Stern-Gerlach Experiment and the Discovery of Spin

The Stern-Gerlach experiment, with results published in 1922, discovered that uncharged silver atoms passing through an inhomogeneous magnetic field would be deflected in two discrete directions depending upon an intrinsic quantised property of matter which came to be called “spin”. This was the first observation of a pure quantum effect which was unrelated to the emission or absorption of energy and became one of the foundations upon which the “new quantum theory” formulated later in the 1920s by Erwin Schrödinger, Werner Heisenberg, Paul Dirac, and others.

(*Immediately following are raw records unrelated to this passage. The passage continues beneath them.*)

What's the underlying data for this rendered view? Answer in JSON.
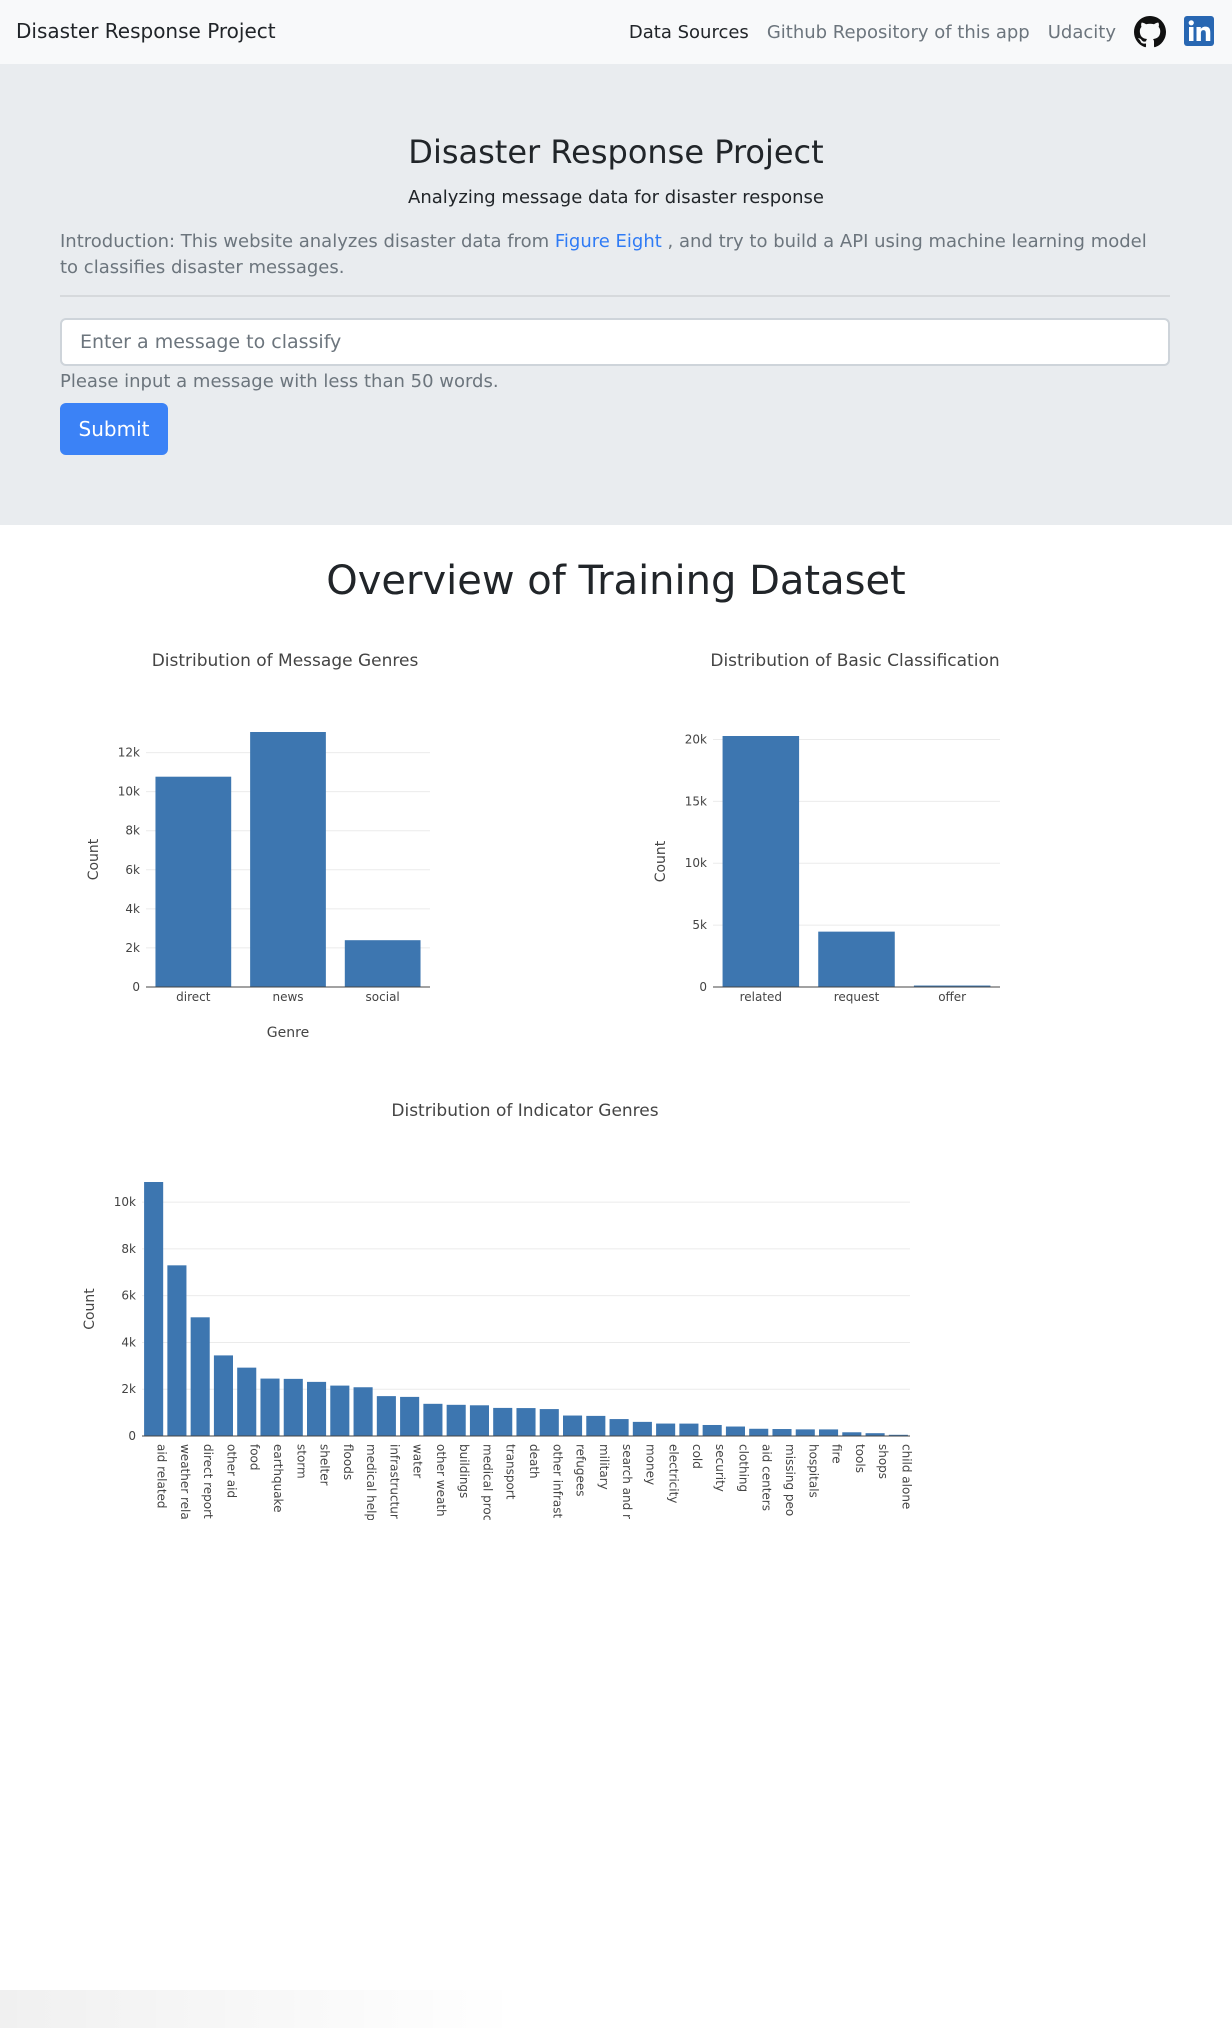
{
  "nav": {
    "brand": "Disaster Response Project",
    "links": [
      "Data Sources",
      "Github Repository of this app",
      "Udacity"
    ],
    "icons": [
      "github-icon",
      "linkedin-icon"
    ]
  },
  "jumbotron": {
    "title": "Disaster Response Project",
    "subtitle": "Analyzing message data for disaster response",
    "intro_prefix": "Introduction: This website analyzes disaster data from",
    "intro_link": "Figure Eight",
    "intro_suffix": ", and try to build a API using machine learning model to classifies disaster messages.",
    "input_placeholder": "Enter a message to classify",
    "help_text": "Please input a message with less than 50 words.",
    "submit_label": "Submit"
  },
  "overview_title": "Overview of Training Dataset",
  "colors": {
    "bar": "#3d76b0",
    "accent": "#3b82f6"
  },
  "chart_data": [
    {
      "type": "bar",
      "title": "Distribution of Message Genres",
      "xlabel": "Genre",
      "ylabel": "Count",
      "categories": [
        "direct",
        "news",
        "social"
      ],
      "values": [
        10766,
        13054,
        2396
      ],
      "ylim": [
        0,
        13054
      ],
      "yticks": [
        0,
        2000,
        4000,
        6000,
        8000,
        10000,
        12000
      ],
      "ytick_labels": [
        "0",
        "2k",
        "4k",
        "6k",
        "8k",
        "10k",
        "12k"
      ],
      "grid": true
    },
    {
      "type": "bar",
      "title": "Distribution of Basic Classification",
      "xlabel": "",
      "ylabel": "Count",
      "categories": [
        "related",
        "request",
        "offer"
      ],
      "values": [
        20282,
        4474,
        118
      ],
      "ylim": [
        0,
        20282
      ],
      "yticks": [
        0,
        5000,
        10000,
        15000,
        20000
      ],
      "ytick_labels": [
        "0",
        "5k",
        "10k",
        "15k",
        "20k"
      ],
      "grid": true
    },
    {
      "type": "bar",
      "title": "Distribution of Indicator Genres",
      "xlabel": "",
      "ylabel": "Count",
      "categories": [
        "aid related",
        "weather related",
        "direct report",
        "other aid",
        "food",
        "earthquake",
        "storm",
        "shelter",
        "floods",
        "medical help",
        "infrastructure related",
        "water",
        "other weather",
        "buildings",
        "medical products",
        "transport",
        "death",
        "other infrastructure",
        "refugees",
        "military",
        "search and rescue",
        "money",
        "electricity",
        "cold",
        "security",
        "clothing",
        "aid centers",
        "missing people",
        "hospitals",
        "fire",
        "tools",
        "shops",
        "child alone"
      ],
      "tick_labels": [
        "aid related",
        "weather rela",
        "direct report",
        "other aid",
        "food",
        "earthquake",
        "storm",
        "shelter",
        "floods",
        "medical help",
        "infrastructur",
        "water",
        "other weath",
        "buildings",
        "medical proc",
        "transport",
        "death",
        "other infrast",
        "refugees",
        "military",
        "search and r",
        "money",
        "electricity",
        "cold",
        "security",
        "clothing",
        "aid centers",
        "missing peo",
        "hospitals",
        "fire",
        "tools",
        "shops",
        "child alone"
      ],
      "values": [
        10860,
        7297,
        5075,
        3446,
        2923,
        2455,
        2443,
        2314,
        2155,
        2084,
        1705,
        1672,
        1376,
        1333,
        1313,
        1201,
        1194,
        1151,
        875,
        860,
        724,
        604,
        532,
        530,
        471,
        405,
        309,
        298,
        283,
        282,
        159,
        120,
        0
      ],
      "ylim": [
        0,
        10860
      ],
      "yticks": [
        0,
        2000,
        4000,
        6000,
        8000,
        10000
      ],
      "ytick_labels": [
        "0",
        "2k",
        "4k",
        "6k",
        "8k",
        "10k"
      ],
      "grid": true
    }
  ]
}
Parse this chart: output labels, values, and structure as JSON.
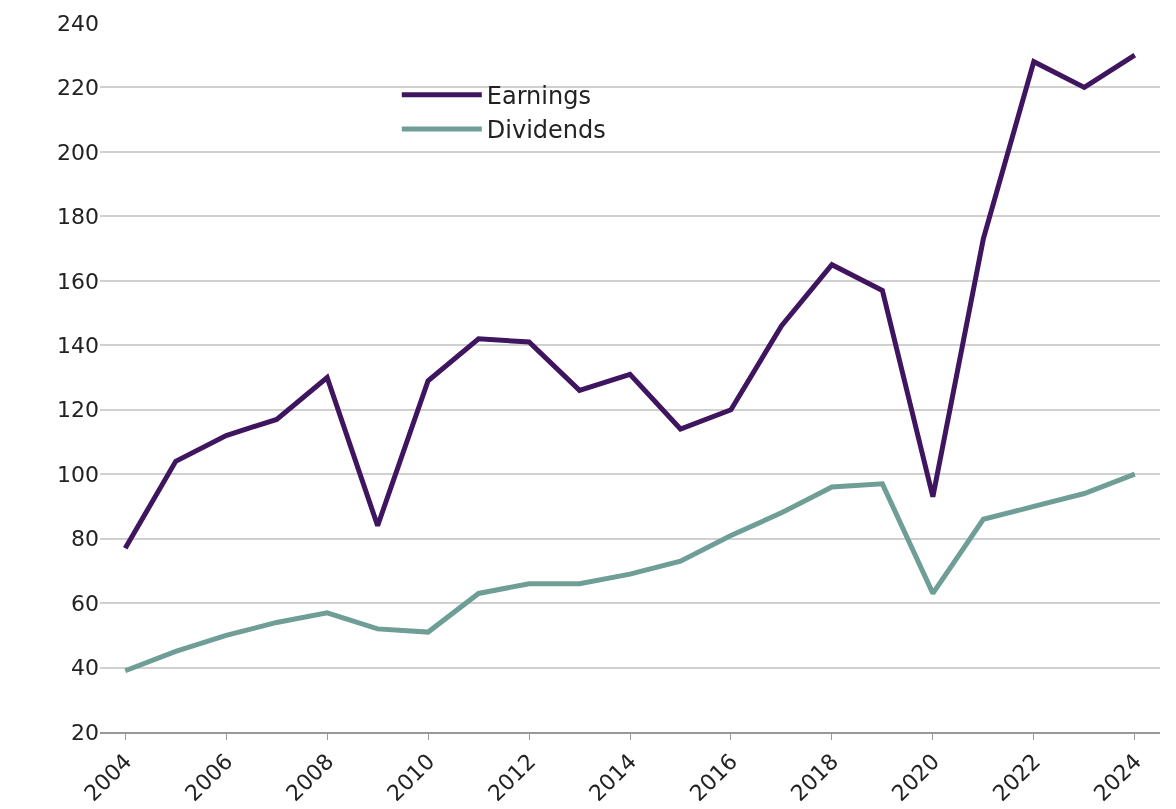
{
  "chart_data": {
    "type": "line",
    "categories": [
      "2004",
      null,
      "2006",
      null,
      "2008",
      null,
      "2010",
      null,
      "2012",
      null,
      "2014",
      null,
      "2016",
      null,
      "2018",
      null,
      "2020",
      null,
      "2022",
      null,
      "2024"
    ],
    "series": [
      {
        "name": "Earnings",
        "color": "#3f1560",
        "values": [
          77,
          104,
          112,
          117,
          130,
          84,
          129,
          142,
          141,
          126,
          131,
          114,
          120,
          146,
          165,
          157,
          93,
          173,
          228,
          220,
          230
        ]
      },
      {
        "name": "Dividends",
        "color": "#6f9e96",
        "values": [
          39,
          45,
          50,
          54,
          57,
          52,
          51,
          63,
          66,
          66,
          69,
          73,
          81,
          88,
          96,
          97,
          63,
          86,
          90,
          94,
          100
        ]
      }
    ],
    "ylim": [
      20,
      240
    ],
    "yticks": [
      20,
      40,
      60,
      80,
      100,
      120,
      140,
      160,
      180,
      200,
      220,
      240
    ],
    "grid": "y",
    "legend": "top left",
    "marker": "none",
    "line_style": "solid"
  }
}
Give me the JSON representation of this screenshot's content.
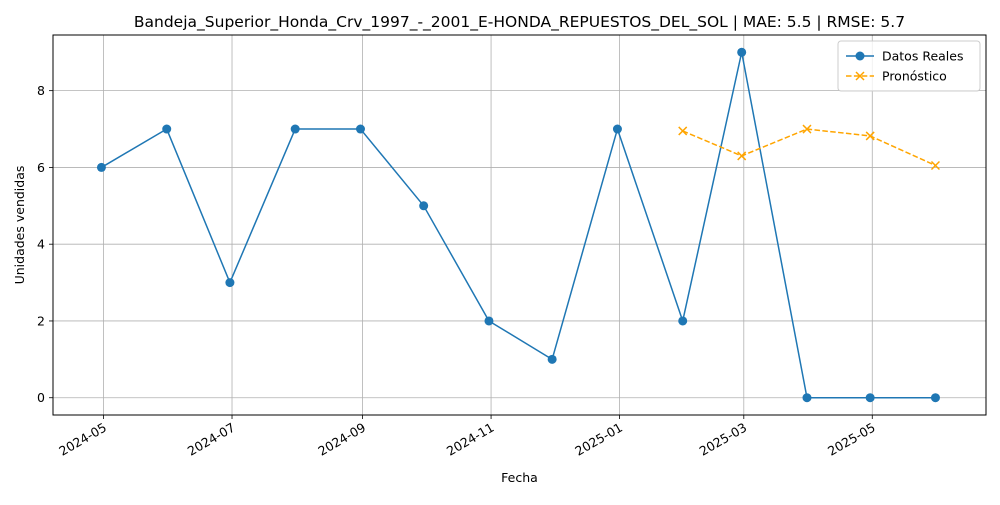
{
  "chart_data": {
    "type": "line",
    "title": "Bandeja_Superior_Honda_Crv_1997_-_2001_E-HONDA_REPUESTOS_DEL_SOL | MAE: 5.5 | RMSE: 5.7",
    "xlabel": "Fecha",
    "ylabel": "Unidades vendidas",
    "x_tick_labels": [
      "2024-05",
      "2024-07",
      "2024-09",
      "2024-11",
      "2025-01",
      "2025-03",
      "2025-05"
    ],
    "x_ticks": [
      "2024-05-01",
      "2024-07-01",
      "2024-09-01",
      "2024-11-01",
      "2025-01-01",
      "2025-03-01",
      "2025-05-01"
    ],
    "y_ticks": [
      0,
      2,
      4,
      6,
      8
    ],
    "xlim": [
      "2024-04-07",
      "2025-06-24"
    ],
    "ylim": [
      -0.45,
      9.45
    ],
    "grid": true,
    "legend_position": "top-right",
    "series": [
      {
        "name": "Datos Reales",
        "color": "#1f77b4",
        "line_style": "solid",
        "marker": "circle",
        "x": [
          "2024-04-30",
          "2024-05-31",
          "2024-06-30",
          "2024-07-31",
          "2024-08-31",
          "2024-09-30",
          "2024-10-31",
          "2024-11-30",
          "2024-12-31",
          "2025-01-31",
          "2025-02-28",
          "2025-03-31",
          "2025-04-30",
          "2025-05-31"
        ],
        "values": [
          6,
          7,
          3,
          7,
          7,
          5,
          2,
          1,
          7,
          2,
          9,
          0,
          0,
          0
        ]
      },
      {
        "name": "Pronóstico",
        "color": "#ffa500",
        "line_style": "dashed",
        "marker": "x",
        "x": [
          "2025-01-31",
          "2025-02-28",
          "2025-03-31",
          "2025-04-30",
          "2025-05-31"
        ],
        "values": [
          6.95,
          6.3,
          7.0,
          6.82,
          6.05
        ]
      }
    ]
  }
}
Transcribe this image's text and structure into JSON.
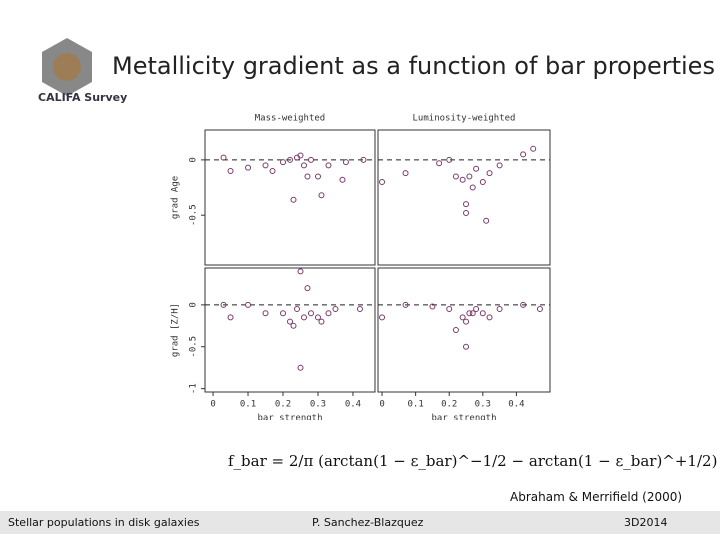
{
  "header": {
    "title": "Metallicity gradient as a function of bar properties",
    "logo": "CALIFA Survey"
  },
  "formula": "f_bar = 2/π (arctan(1 − ε_bar)^−1/2 − arctan(1 − ε_bar)^+1/2)",
  "citation": "Abraham & Merrifield (2000)",
  "footer": {
    "left": "Stellar populations in disk galaxies",
    "center": "P. Sanchez-Blazquez",
    "right": "3D2014"
  },
  "chart_data": [
    {
      "type": "scatter",
      "title": "Mass-weighted",
      "ylabel": "grad Age",
      "color": "#7a3a6a",
      "reference_line": 0,
      "x": [
        0.03,
        0.05,
        0.1,
        0.15,
        0.17,
        0.2,
        0.22,
        0.23,
        0.24,
        0.25,
        0.26,
        0.27,
        0.28,
        0.3,
        0.31,
        0.33,
        0.37,
        0.38,
        0.43
      ],
      "y": [
        0.02,
        -0.1,
        -0.07,
        -0.05,
        -0.1,
        -0.02,
        0.0,
        -0.36,
        0.02,
        0.04,
        -0.05,
        -0.15,
        0.0,
        -0.15,
        -0.32,
        -0.05,
        -0.18,
        -0.02,
        0.0
      ],
      "xlim": [
        -0.023,
        0.463
      ],
      "ylim": [
        -0.95,
        0.27
      ],
      "yticks": [
        0,
        -0.5
      ]
    },
    {
      "type": "scatter",
      "title": "Luminosity-weighted",
      "color": "#7a3a6a",
      "reference_line": 0,
      "x": [
        0.0,
        0.07,
        0.17,
        0.2,
        0.22,
        0.24,
        0.25,
        0.25,
        0.26,
        0.27,
        0.28,
        0.3,
        0.31,
        0.32,
        0.35,
        0.42,
        0.45
      ],
      "y": [
        -0.2,
        -0.12,
        -0.03,
        0.0,
        -0.15,
        -0.18,
        -0.4,
        -0.48,
        -0.15,
        -0.25,
        -0.08,
        -0.2,
        -0.55,
        -0.12,
        -0.05,
        0.05,
        0.1
      ],
      "xlim": [
        -0.012,
        0.5
      ],
      "ylim": [
        -0.95,
        0.27
      ]
    },
    {
      "type": "scatter",
      "ylabel": "grad [Z/H]",
      "xlabel": "bar strength",
      "color": "#7a3a6a",
      "reference_line": 0,
      "x": [
        0.03,
        0.05,
        0.1,
        0.15,
        0.2,
        0.22,
        0.23,
        0.24,
        0.25,
        0.25,
        0.26,
        0.27,
        0.28,
        0.3,
        0.31,
        0.33,
        0.35,
        0.42
      ],
      "y": [
        0.0,
        -0.15,
        0.0,
        -0.1,
        -0.1,
        -0.2,
        -0.25,
        -0.05,
        -0.75,
        0.4,
        -0.15,
        0.2,
        -0.1,
        -0.15,
        -0.2,
        -0.1,
        -0.05,
        -0.05
      ],
      "xlim": [
        -0.023,
        0.463
      ],
      "ylim": [
        -1.04,
        0.44
      ],
      "xticks": [
        0,
        0.1,
        0.2,
        0.3,
        0.4
      ],
      "yticks": [
        0,
        -0.5,
        -1
      ]
    },
    {
      "type": "scatter",
      "xlabel": "bar strength",
      "color": "#7a3a6a",
      "reference_line": 0,
      "x": [
        0.0,
        0.07,
        0.15,
        0.2,
        0.22,
        0.24,
        0.25,
        0.25,
        0.26,
        0.27,
        0.28,
        0.3,
        0.32,
        0.35,
        0.42,
        0.47
      ],
      "y": [
        -0.15,
        0.0,
        -0.02,
        -0.05,
        -0.3,
        -0.15,
        -0.2,
        -0.5,
        -0.1,
        -0.1,
        -0.05,
        -0.1,
        -0.15,
        -0.05,
        0.0,
        -0.05
      ],
      "xlim": [
        -0.012,
        0.5
      ],
      "ylim": [
        -1.04,
        0.44
      ],
      "xticks": [
        0,
        0.1,
        0.2,
        0.3,
        0.4
      ]
    }
  ]
}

Oddly, this paper, reporting one of the most significant physics experiments of the twentieth century, was not translated into English until 2023, when physicist Martin Bauer of Durham University in the U.K. published “The Stern-Gerlach Experiment, Translation of: ‘Der experimentelle Nachweis der Richtungsquantelung im Magnetfeld ” (full text [PDF]). The translation, including the original illustrations, is just four pages and is a “just the facts” report of how the experiment was conducted and the results observed. The German title refers to “Richtungsquantelung”, which translates to “space quantisation”, which indicates how theorists were groping toward an understanding of the behaviour of the ground state of electrons in the atom. (The term had nothing to do with modern speculation about space being quantised at the Planck length, which is 19 orders of magnitude smaller than the proton and 25 orders of magnitude smaller than the silver atoms used in the experiment.)

Today, a Stern-Gerlach type apparatus is used to prepare quantum states for many experiments exploring the fundamentals of quantum processes such as superposition and entanglement.